Bit of a stretch. You can argue that art is communication, but you can have communication without art and that's how I'd describe use of tech in the Arab Spring. I'm sure some people think Banksy is changing the world but we've had Brexit and Trump on his watch. Perhaps I'm being unduly harsh though, and we're just a few pretentious faux-warhol wall daubings from freedom.
There is no stretch whatsoever. It is difficult to assess when and how much art contributes because it is an indirect motivation. If an opinion is censored, the ability to spread it via tags (or pieces) tells the viewer: do not despair, you are not alone in your viewpoint.
Even if basic art theory is difficult, it is certainly not impossible, and it’s the best path to understanding your interest here.
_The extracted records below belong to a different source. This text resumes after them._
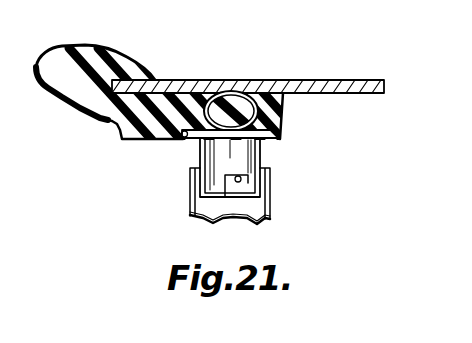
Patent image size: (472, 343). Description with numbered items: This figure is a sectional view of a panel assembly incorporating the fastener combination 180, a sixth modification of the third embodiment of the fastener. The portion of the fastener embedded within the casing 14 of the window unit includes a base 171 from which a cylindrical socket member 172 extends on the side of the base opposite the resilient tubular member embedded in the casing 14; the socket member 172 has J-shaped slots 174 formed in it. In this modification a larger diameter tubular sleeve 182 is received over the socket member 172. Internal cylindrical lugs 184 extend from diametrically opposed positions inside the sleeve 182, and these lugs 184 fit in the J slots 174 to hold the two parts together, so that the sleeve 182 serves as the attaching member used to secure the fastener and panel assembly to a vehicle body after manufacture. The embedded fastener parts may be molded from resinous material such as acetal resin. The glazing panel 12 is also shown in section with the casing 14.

The casing 14 is at (105, 60).
The plate 12 is at (320, 81).
The fastener combination 180 is at (302, 132).
The base 171 is at (189, 138).
The cylindrical socket member 172 is at (200, 146).
The J-shaped slots 174 is at (233, 190).
The internal cylindrical lugs 184 is at (243, 178).
The tubular sleeve 182 is at (271, 200).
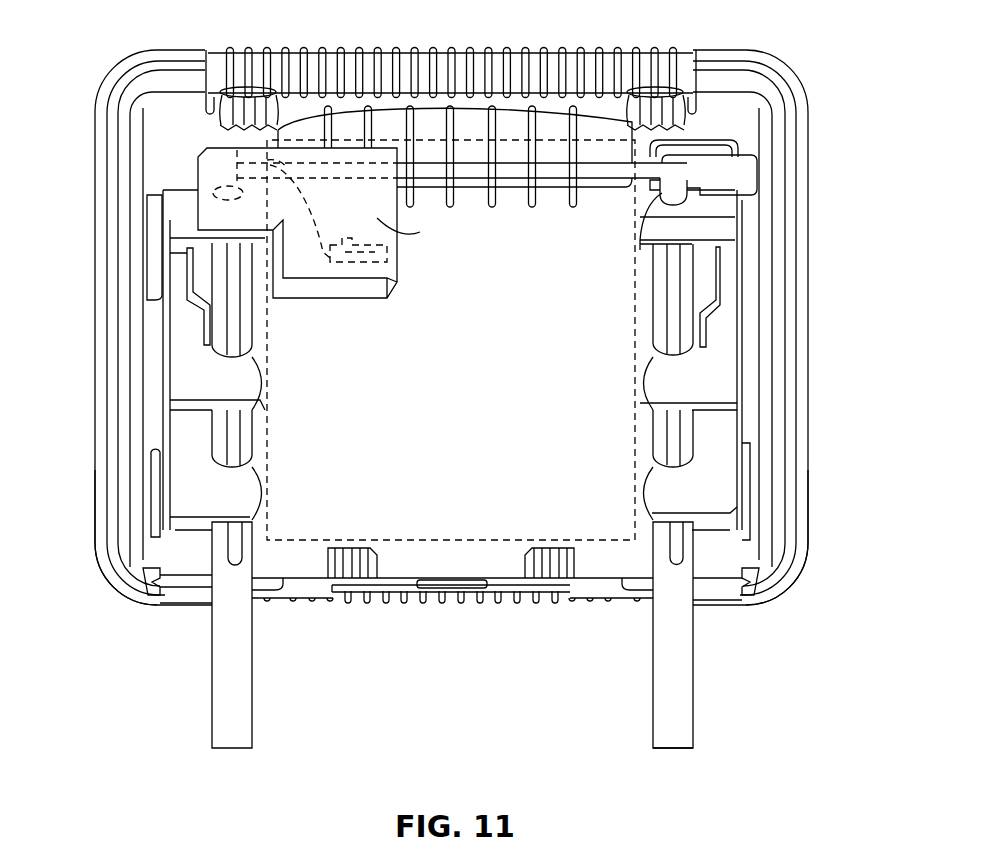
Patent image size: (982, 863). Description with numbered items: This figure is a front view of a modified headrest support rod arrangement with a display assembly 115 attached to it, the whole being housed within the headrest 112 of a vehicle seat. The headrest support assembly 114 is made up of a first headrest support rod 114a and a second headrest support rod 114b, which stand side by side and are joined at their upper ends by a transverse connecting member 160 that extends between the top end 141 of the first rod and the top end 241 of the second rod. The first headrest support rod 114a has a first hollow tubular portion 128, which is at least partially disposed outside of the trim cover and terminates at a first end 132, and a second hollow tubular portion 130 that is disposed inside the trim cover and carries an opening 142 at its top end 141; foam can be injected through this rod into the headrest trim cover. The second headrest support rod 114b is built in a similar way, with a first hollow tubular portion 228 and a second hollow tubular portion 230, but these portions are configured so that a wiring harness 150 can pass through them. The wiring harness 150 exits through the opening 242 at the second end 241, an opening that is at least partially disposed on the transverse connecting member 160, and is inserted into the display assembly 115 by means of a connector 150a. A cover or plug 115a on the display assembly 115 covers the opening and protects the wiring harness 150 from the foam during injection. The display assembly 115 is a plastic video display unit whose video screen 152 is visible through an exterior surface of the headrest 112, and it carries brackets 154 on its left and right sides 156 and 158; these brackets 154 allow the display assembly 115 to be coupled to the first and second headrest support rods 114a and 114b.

The headrest 112 is at (808, 392).
The headrest support assembly 114 is at (652, 430).
The first headrest support rod 114a is at (655, 265).
The second headrest support rod 114b is at (252, 433).
The display assembly 115 is at (556, 49).
The cover or plug 115a is at (415, 231).
The first hollow tubular portion 128 is at (693, 685).
The second hollow tubular portion 130 is at (650, 303).
The first end 132 is at (693, 735).
The top end 141 is at (663, 155).
The opening 142 is at (683, 167).
The wiring harness 150 is at (320, 203).
The connector 150a is at (387, 263).
The video screen 152 is at (417, 497).
The brackets 154 is at (178, 207).
The side 156 is at (808, 507).
The side 158 is at (95, 508).
The transverse connecting member 160 is at (513, 178).
The first hollow tubular portion 228 is at (252, 716).
The second hollow tubular portion 230 is at (250, 313).
The second end 241 is at (237, 150).
The opening 242 is at (283, 163).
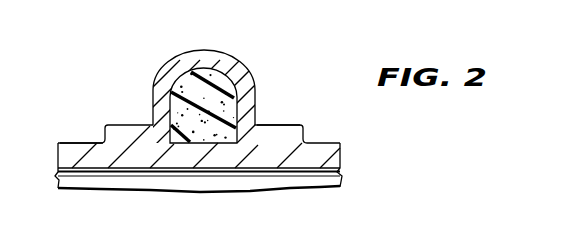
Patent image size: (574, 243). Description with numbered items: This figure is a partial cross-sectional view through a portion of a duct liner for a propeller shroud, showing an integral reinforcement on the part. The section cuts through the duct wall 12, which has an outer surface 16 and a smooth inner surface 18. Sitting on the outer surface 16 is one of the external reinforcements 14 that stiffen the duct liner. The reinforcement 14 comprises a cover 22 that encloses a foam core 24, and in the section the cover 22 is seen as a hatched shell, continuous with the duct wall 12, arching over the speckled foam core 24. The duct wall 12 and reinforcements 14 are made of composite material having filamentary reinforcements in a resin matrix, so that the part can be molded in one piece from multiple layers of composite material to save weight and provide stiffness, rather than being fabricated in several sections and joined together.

The duct wall 12 is at (72, 139).
The external reinforcements 14 is at (226, 22).
The outer surface 16 is at (92, 143).
The smooth inner surface 18 is at (82, 172).
The cover 22 is at (285, 125).
The foam core 24 is at (236, 80).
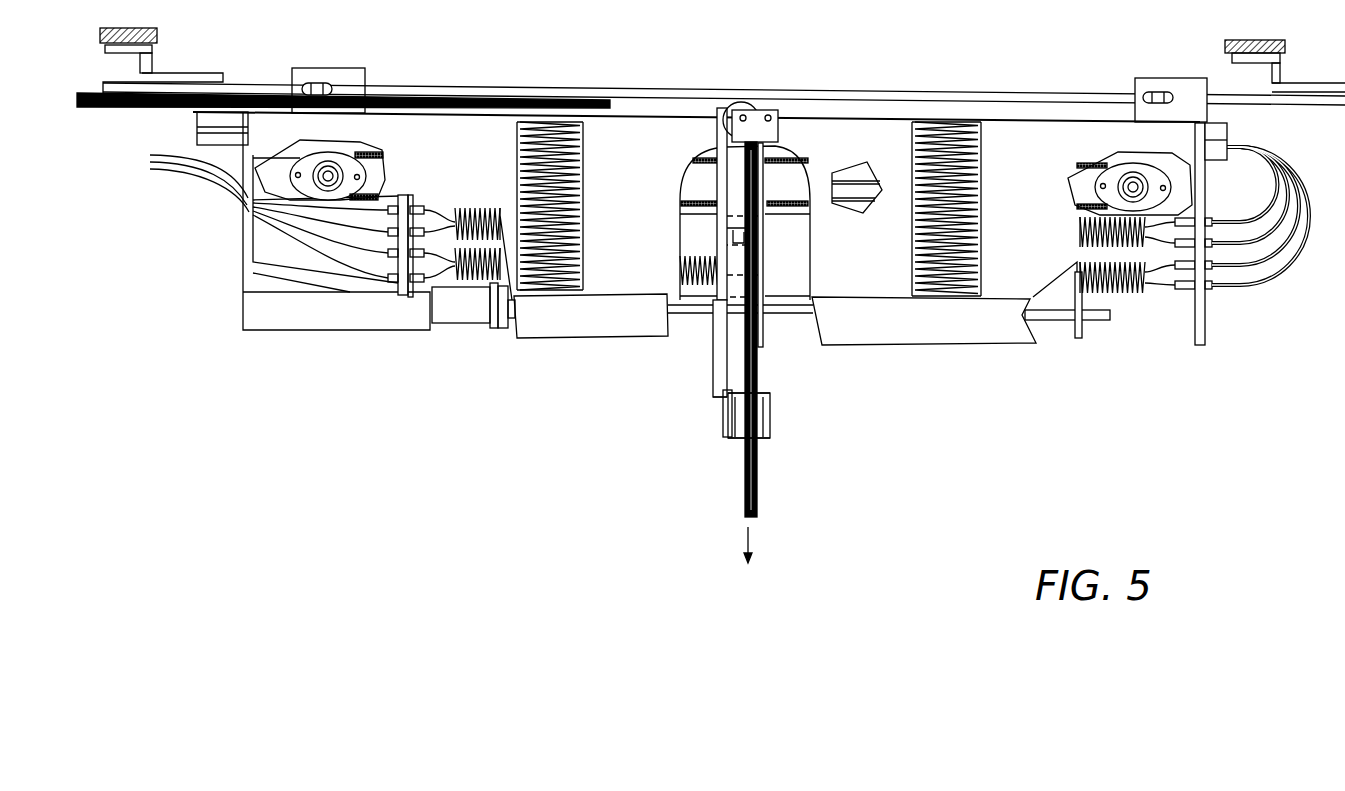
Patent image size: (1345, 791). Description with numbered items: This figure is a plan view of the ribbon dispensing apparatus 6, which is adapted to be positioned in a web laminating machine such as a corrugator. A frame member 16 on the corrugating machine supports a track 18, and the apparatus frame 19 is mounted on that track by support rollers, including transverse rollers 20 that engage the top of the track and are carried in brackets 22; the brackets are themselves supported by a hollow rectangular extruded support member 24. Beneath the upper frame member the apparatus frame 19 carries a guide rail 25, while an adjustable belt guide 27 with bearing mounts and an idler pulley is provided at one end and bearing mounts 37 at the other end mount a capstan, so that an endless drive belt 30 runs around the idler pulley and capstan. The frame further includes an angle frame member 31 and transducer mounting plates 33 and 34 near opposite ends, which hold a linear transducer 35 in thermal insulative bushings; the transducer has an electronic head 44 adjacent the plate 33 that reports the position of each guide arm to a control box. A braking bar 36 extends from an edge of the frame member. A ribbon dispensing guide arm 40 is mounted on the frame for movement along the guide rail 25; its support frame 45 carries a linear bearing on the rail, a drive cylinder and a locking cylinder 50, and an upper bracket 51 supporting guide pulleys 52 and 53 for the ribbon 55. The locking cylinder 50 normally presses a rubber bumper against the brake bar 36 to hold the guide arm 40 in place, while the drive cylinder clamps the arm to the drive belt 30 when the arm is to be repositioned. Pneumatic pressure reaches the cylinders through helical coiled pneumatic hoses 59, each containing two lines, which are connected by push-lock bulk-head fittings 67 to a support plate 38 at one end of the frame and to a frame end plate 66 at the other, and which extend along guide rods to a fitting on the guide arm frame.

The ribbon dispensing apparatus 6 is at (210, 254).
The frame member 16 is at (1243, 42).
The track 18 is at (941, 97).
The apparatus frame 19 is at (617, 112).
The transverse rollers 20 is at (316, 88).
The brackets 22 is at (311, 68).
The support member 24 is at (1232, 132).
The guide rail 25 is at (880, 186).
The adjustable belt guide 27 is at (1116, 166).
The endless drive belt 30 is at (396, 196).
The angle frame member 31 is at (978, 346).
The transducer mounting plate 33 is at (512, 318).
The transducer mounting plate 34 is at (1085, 326).
The linear transducer 35 is at (688, 315).
The braking bar 36 is at (692, 212).
The bearing mounts 37 is at (350, 158).
The support plate 38 is at (396, 294).
The ribbon dispensing guide arm 40 is at (790, 383).
The electronic head 44 is at (472, 324).
The support frame 45 is at (776, 250).
The locking cylinder 50 is at (750, 276).
The upper bracket 51 is at (717, 142).
The guide pulley 52 is at (762, 108).
The guide pulley 53 is at (771, 423).
The ribbon 55 is at (760, 486).
The helical coiled pneumatic hoses 59 is at (690, 258).
The frame end plate 66 is at (1206, 322).
The push-lock bulk-head fittings 67 is at (411, 298).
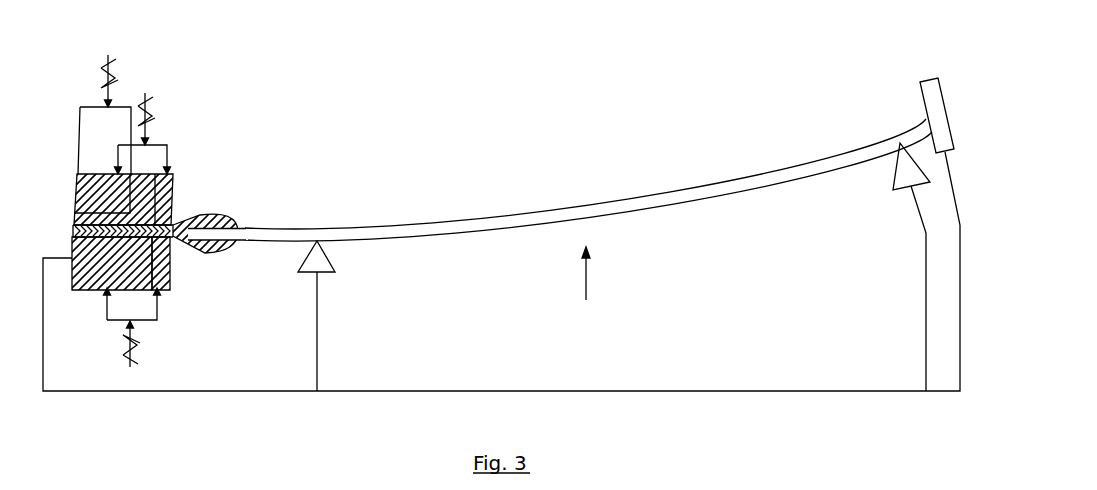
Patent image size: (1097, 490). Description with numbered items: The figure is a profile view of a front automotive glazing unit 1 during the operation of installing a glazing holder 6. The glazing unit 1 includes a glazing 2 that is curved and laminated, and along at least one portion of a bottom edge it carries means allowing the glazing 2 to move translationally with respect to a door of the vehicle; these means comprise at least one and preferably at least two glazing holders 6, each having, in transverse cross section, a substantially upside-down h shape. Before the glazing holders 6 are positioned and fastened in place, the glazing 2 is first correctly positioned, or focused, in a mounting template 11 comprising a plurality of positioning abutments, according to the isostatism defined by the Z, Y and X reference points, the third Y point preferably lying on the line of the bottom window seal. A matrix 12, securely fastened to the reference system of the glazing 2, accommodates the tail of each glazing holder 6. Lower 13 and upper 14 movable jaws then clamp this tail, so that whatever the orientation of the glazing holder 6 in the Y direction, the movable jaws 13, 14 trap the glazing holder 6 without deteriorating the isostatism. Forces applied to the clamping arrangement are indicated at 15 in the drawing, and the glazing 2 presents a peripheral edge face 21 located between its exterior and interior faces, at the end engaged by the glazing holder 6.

The glazing unit 1 is at (680, 118).
The glazing 2 is at (600, 208).
The glazing holder 6 is at (210, 222).
The mounting template 11 is at (928, 85).
The matrix 12 is at (95, 273).
The lower movable jaw 13 is at (167, 272).
The upper movable jaw 14 is at (173, 173).
The pressing element 15 is at (127, 118).
The peripheral edge face 21 is at (227, 213).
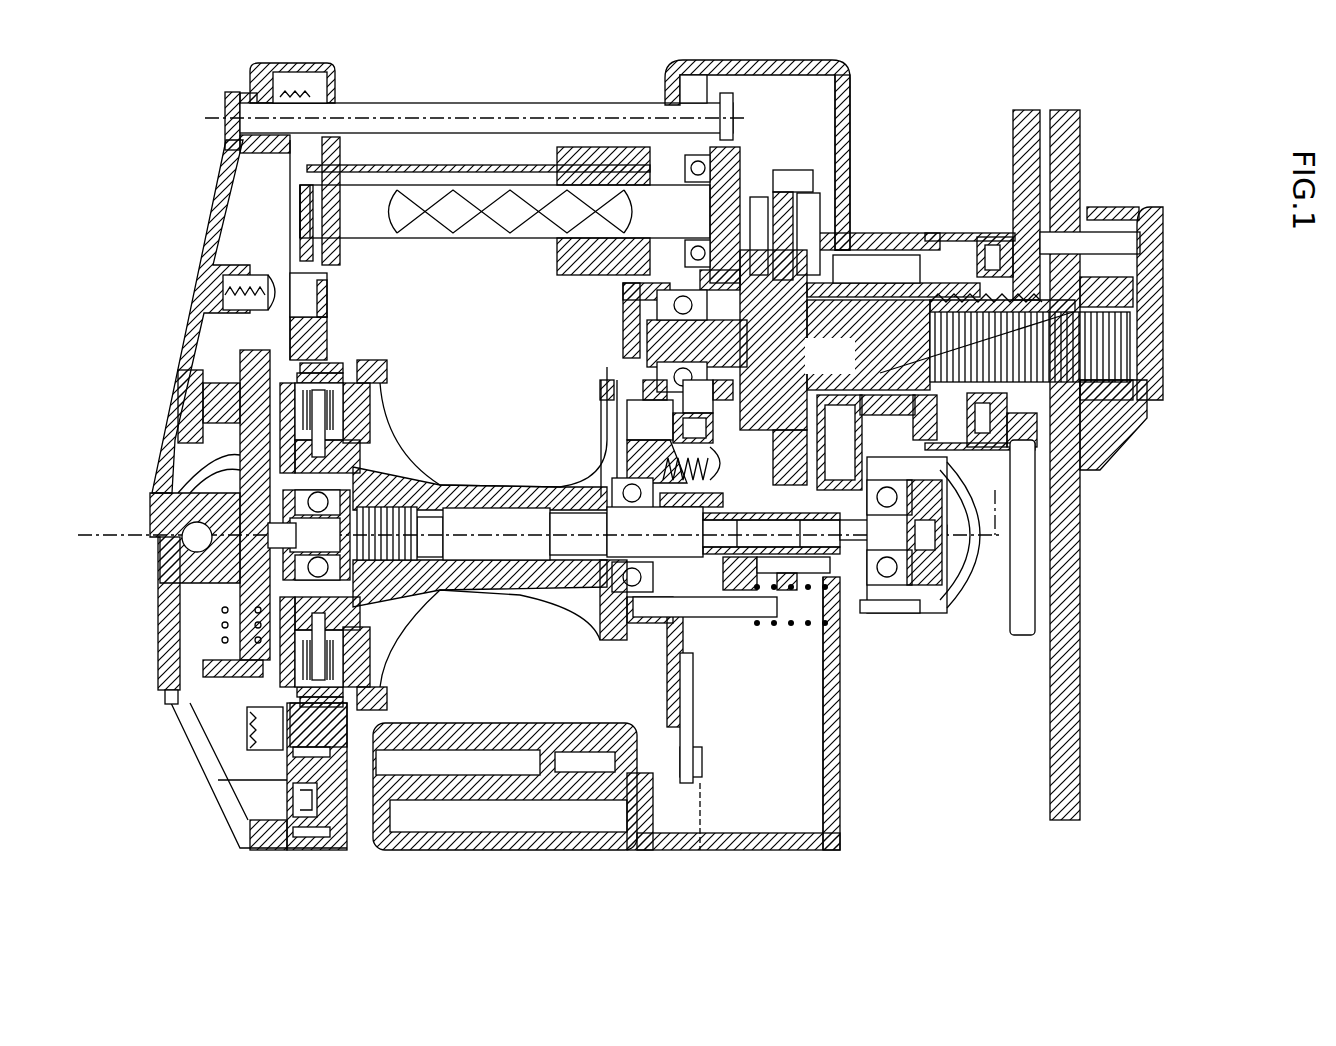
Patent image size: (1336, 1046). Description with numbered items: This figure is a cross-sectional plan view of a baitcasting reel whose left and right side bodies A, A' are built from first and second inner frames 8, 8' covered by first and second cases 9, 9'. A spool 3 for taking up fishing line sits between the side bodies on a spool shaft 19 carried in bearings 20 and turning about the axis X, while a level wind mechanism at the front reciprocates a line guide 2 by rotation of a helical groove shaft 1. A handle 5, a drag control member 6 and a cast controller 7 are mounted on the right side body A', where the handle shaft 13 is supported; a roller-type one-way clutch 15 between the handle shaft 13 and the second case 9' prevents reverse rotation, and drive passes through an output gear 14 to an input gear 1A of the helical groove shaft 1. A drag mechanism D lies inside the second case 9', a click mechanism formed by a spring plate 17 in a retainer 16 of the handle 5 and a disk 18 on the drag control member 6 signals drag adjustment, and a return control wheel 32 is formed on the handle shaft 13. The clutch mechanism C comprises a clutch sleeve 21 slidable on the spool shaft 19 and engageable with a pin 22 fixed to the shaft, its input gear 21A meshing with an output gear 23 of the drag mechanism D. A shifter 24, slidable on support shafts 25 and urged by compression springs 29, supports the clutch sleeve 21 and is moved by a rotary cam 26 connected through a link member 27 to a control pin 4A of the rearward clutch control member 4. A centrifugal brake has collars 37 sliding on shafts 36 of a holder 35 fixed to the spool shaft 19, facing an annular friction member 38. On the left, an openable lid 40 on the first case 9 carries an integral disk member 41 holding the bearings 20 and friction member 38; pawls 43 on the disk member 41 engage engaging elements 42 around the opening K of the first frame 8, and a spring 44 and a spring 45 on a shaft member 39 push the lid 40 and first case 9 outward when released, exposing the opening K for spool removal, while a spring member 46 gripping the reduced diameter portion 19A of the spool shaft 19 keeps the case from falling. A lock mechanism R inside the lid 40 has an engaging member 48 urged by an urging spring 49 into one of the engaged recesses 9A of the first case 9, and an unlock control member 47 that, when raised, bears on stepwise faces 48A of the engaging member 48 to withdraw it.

The helical groove shaft 1 is at (467, 234).
The input gear 1A is at (736, 157).
The line guide 2 is at (580, 265).
The spool 3 is at (567, 582).
The clutch control member 4 is at (560, 725).
The control pin 4A is at (700, 775).
The handle 5 is at (1066, 673).
The drag control member 6 is at (1023, 527).
The cast controller 7 is at (967, 565).
The first inner frame 8 is at (325, 83).
The second inner frame 8' is at (658, 83).
The first case 9 is at (227, 112).
The second case 9' is at (870, 162).
The engaged recesses 9A is at (208, 418).
The handle shaft 13 is at (1130, 335).
The output gear 14 is at (665, 405).
The roller-type one-way clutch 15 is at (940, 262).
The retainer 16 is at (1157, 282).
The spring plate 17 is at (1110, 255).
The disk 18 is at (1046, 245).
The spool shaft 19 is at (484, 517).
The reduced diameter portion 19A is at (887, 600).
The bearings 20 is at (848, 405).
The clutch sleeve 21 is at (781, 582).
The input gear 21A is at (837, 763).
The pin 22 is at (694, 582).
The output gear 23 is at (800, 170).
The shifter 24 is at (702, 548).
The support shafts 25 is at (837, 627).
The rotary cam 26 is at (693, 433).
The link member 27 is at (690, 725).
The compression springs 29 is at (842, 712).
The return control wheel 32 is at (760, 200).
The holder 35 is at (480, 478).
The shafts 36 is at (320, 437).
The collars 37 is at (355, 400).
The annular friction member 38 is at (345, 368).
The shaft member 39 is at (223, 135).
The lid 40 is at (168, 700).
The disk member 41 is at (303, 296).
The engaging elements 42 is at (340, 338).
The pawls 43 is at (335, 355).
The spring 44 is at (253, 323).
The spring 45 is at (300, 176).
The spring member 46 is at (963, 575).
The unlock control member 47 is at (150, 495).
The engaging member 48 is at (178, 385).
The stepwise faces 48A is at (247, 572).
The urging spring 49 is at (178, 642).
The left side body A is at (246, 495).
The right side body A' is at (822, 178).
The clutch mechanism C is at (795, 700).
The drag mechanism D is at (824, 206).
The opening K is at (387, 343).
The lock mechanism R is at (105, 373).
The axis X is at (542, 544).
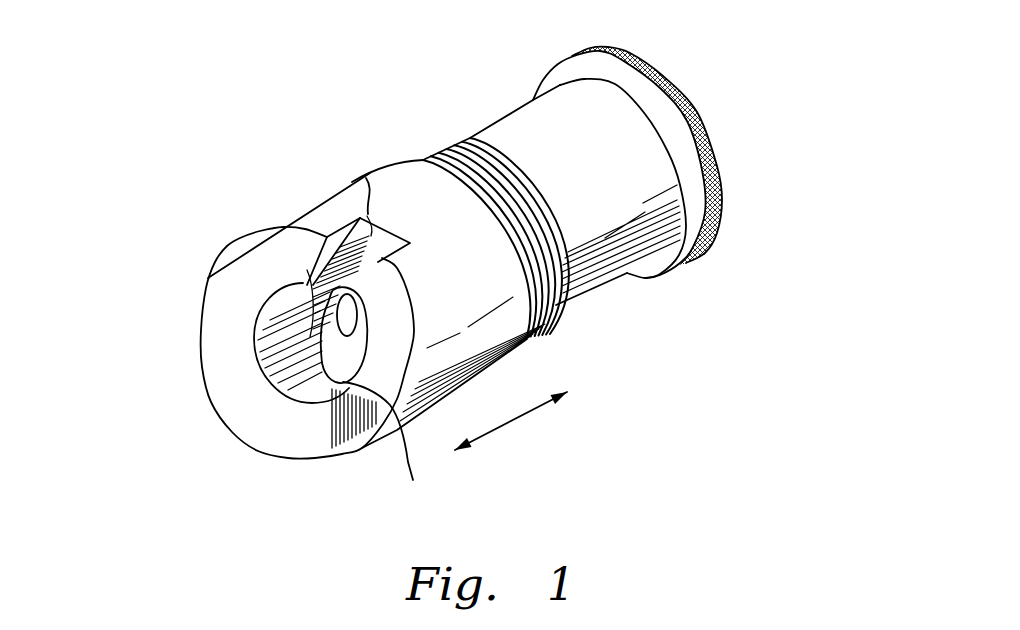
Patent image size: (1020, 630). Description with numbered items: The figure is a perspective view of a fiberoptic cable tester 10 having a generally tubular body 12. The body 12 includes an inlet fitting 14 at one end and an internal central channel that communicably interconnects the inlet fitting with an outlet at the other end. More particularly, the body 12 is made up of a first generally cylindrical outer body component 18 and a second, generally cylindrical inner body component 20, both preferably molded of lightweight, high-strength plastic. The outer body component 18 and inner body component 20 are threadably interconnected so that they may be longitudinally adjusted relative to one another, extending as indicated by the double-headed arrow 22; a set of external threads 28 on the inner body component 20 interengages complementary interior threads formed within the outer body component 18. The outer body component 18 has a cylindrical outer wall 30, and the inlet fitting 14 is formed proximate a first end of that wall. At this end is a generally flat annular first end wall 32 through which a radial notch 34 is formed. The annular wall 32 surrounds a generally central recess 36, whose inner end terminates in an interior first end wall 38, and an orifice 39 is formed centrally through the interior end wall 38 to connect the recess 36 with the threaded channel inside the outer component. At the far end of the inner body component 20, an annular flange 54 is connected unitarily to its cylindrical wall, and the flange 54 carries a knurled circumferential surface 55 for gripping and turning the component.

The fiberoptic cable tester 10 is at (278, 146).
The tubular body 12 is at (368, 166).
The inlet fitting 14 is at (323, 313).
The outer body component 18 is at (290, 239).
The inner body component 20 is at (603, 252).
The double-headed arrow 22 is at (512, 428).
The external threads 28 is at (547, 328).
The cylindrical outer wall 30 is at (295, 222).
The annular first end wall 32 is at (348, 427).
The radial notch 34 is at (355, 195).
The central recess 36 is at (254, 338).
The interior first end wall 38 is at (323, 386).
The orifice 39 is at (395, 447).
The annular flange 54 is at (685, 95).
The knurled circumferential surface 55 is at (640, 65).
“Viewpoints” are not very well “communicated” with art. Art correlates better with questions.
A helpful exercise would be to take a piece of art and break it into elements, then categorize those elements into Communication elements which would be ideas (sometimes subject and predicate but could be more basic literary expression too) and Art elements, being the poetics and aesthetics. It’s not an easy difference to describe in a comment but the Communication invokes ideas while the Art invokes emotion and other oddities. They are not always easy to decifer and articulate, but it’s very very fun to do if you like art in this way.
Once broken into these categories, you can now ask yourself what category is responsible for the revolution. It will be the communication category, sometimes with the support of the Art category.
Also, in critique, media only refers to medium plural, not content but strictly the matter which serves to represent the abstraction.
> you can now ask yourself what category is responsible for the revolution. It will be the communication category.
Only if you look at it from a short-term, narrow angle and only because communication is so advanced nowadays. If you look at the time when communication was more limited, you can find that there are several art movements who most certainly and quite obviously communicated their PoV, a zeitgeist, or flat out propaganda (a recent example is posters and paintings from WWII).
> “Viewpoints” are not very well “communicated” with art. Art correlates better with questions.
This is just pedantic. Those questions lead to viewpoints eventually. The author might or might not have intended those viewpoints but that is irrelevant.